Friday, December 11, 2009
This is NOT written by me! But wanted to cherish it, hence posting it. Will appreciate your thoughts on the same. However, somehow it could be prudent business decision (i dont know..!), but I am extremely unhappy about the idea of phasing out the legendary, the iconic, the fabulous - "Humara Bajaj"!! (I never had one..!)
Anyways, read on..!
The End of an Era..!
The demise of Bajaj scooter represents a passing of not only an era, but a consciousness. Nothing captured the complex reality of existence in Middle India better than this hybrid creature that offered mobility and convenience, albeit grudgingly.

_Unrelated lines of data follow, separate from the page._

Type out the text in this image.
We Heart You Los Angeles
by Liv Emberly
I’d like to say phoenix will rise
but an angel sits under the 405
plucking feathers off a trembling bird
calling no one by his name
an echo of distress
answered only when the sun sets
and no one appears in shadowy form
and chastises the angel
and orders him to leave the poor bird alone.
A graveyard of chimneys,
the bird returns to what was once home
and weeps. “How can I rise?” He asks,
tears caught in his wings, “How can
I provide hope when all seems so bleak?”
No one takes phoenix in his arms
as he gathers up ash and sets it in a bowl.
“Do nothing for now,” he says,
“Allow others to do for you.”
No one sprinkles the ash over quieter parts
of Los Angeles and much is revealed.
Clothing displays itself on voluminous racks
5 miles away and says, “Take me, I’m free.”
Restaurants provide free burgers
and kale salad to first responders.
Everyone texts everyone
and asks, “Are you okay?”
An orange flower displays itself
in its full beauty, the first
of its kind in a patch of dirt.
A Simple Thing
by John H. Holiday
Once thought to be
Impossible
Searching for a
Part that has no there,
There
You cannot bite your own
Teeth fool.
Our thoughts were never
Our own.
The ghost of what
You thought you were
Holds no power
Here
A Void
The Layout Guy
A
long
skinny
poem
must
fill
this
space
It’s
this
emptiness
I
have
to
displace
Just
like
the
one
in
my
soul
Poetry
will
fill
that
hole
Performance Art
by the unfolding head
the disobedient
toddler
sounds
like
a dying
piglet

If the Indian middle class man were to be reborn as a product, chances are it would be as the Bajaj scooter. Squat, a belly going to pot, wearing a grey safari suit, undistinguished, but resourceful. With a wife perched uncomfortably at the back, Gudiya squeezed between the two and Cheeku standing up front. No product came close to capturing the essence of middle class India as well as the Bajaj scooter. For decades, the scooter was both literally and metaphorically at the heart of the Indian middle class consciousness, imparting its own unique flavour to how we lived our lives.
The scooter carried with it an aura of safety (over its macho cousin the motorcycle) that its engineering does not quite merit.
Its smaller wheel size actually made it a less stable vehicle than the motorcycle, but the air of safety that it so convincingly carried had to more to do with images that surrounded it. It had a stepney, which provided a welcome safety net on independent-minded Indian roads. It had space to squeeze in a full family, a place to carry vegetables, a dickey to store sundry needs of the family- in short, it seemed safe because it catered to the all those stable, worldly things that made a man a ‘responsible’ person.
Most importantly, the scooter hid the machine from view. Unlike the bike which revels in displaying its muscular architecture, the scooter covered up the beast within with rotund blandness. The rounded soft shape of the scooter helped it be seen as a domesticated beast of burden, anonymously performing the duties asked of it.
Overall, the scooter was middle class and safe because it went out of its way to advertise its lack of masculine ambition; it wore its unprepossessing modesty on its sleeve, by eschewing any heroics.
This was evident in the manner in which the scooter negotiated the road. If the bike saw the road as a woman to make love to, the scooter preferred instead to haggle with her. The bike hugs the curves of the road, melting the rider onto the tar; the scooter maintained an awkward distance, unconvinced that continuous mobility is a natural human condition.
If the bike purrs, the scooter stammers; where the bike is a gushing river, the scooter a spluttering tap ;if the bike an untamed stallion, the scooter a recalcitrant mule. The bike pillion rider fuses into the driver- dropping a girl home on a bike is a rake’s pleasure, on a scooter a ‘cousin brother’s’ duty.
If John Abraham is the poster boy for bikes, Amol Palekar on his way to the ration shop is the abiding scooter role model. ‘Heroes’ on bikes wear bubble helmets and boots, on scooters they chew paan and give signals with their feet.
The scooter celebrates the functionality of motorised mobility, not its recreational energy. At a time when we coped with scarcity with heartbreaking dignity, the Bajaj scooter was our imperfect solution.
It needed to be kicked incessantly, first aggressively and then pleadingly, at times it needed to be tilted at an impossible angle for the fuel to start flowing and its spark plugs needed more cleaning than Bihar politics, but it blended in perfectly with how we lived and what we believed in.
Restrained, repressed, modest, versatile in an unassuming way, the scooter spoke for us and our way of life like nothing else. No wonder the Hamara Bajaj campaign rung so true- for once advertising made us look into a mirror and told us a truth we all recognised.
With the Bajaj scooter gone, we have lost a vital part of our connection with our sense of our own middleclass-ness. It is not just Hamara Bajaj that is gone, but a reference point to our idealized way of life that is no more.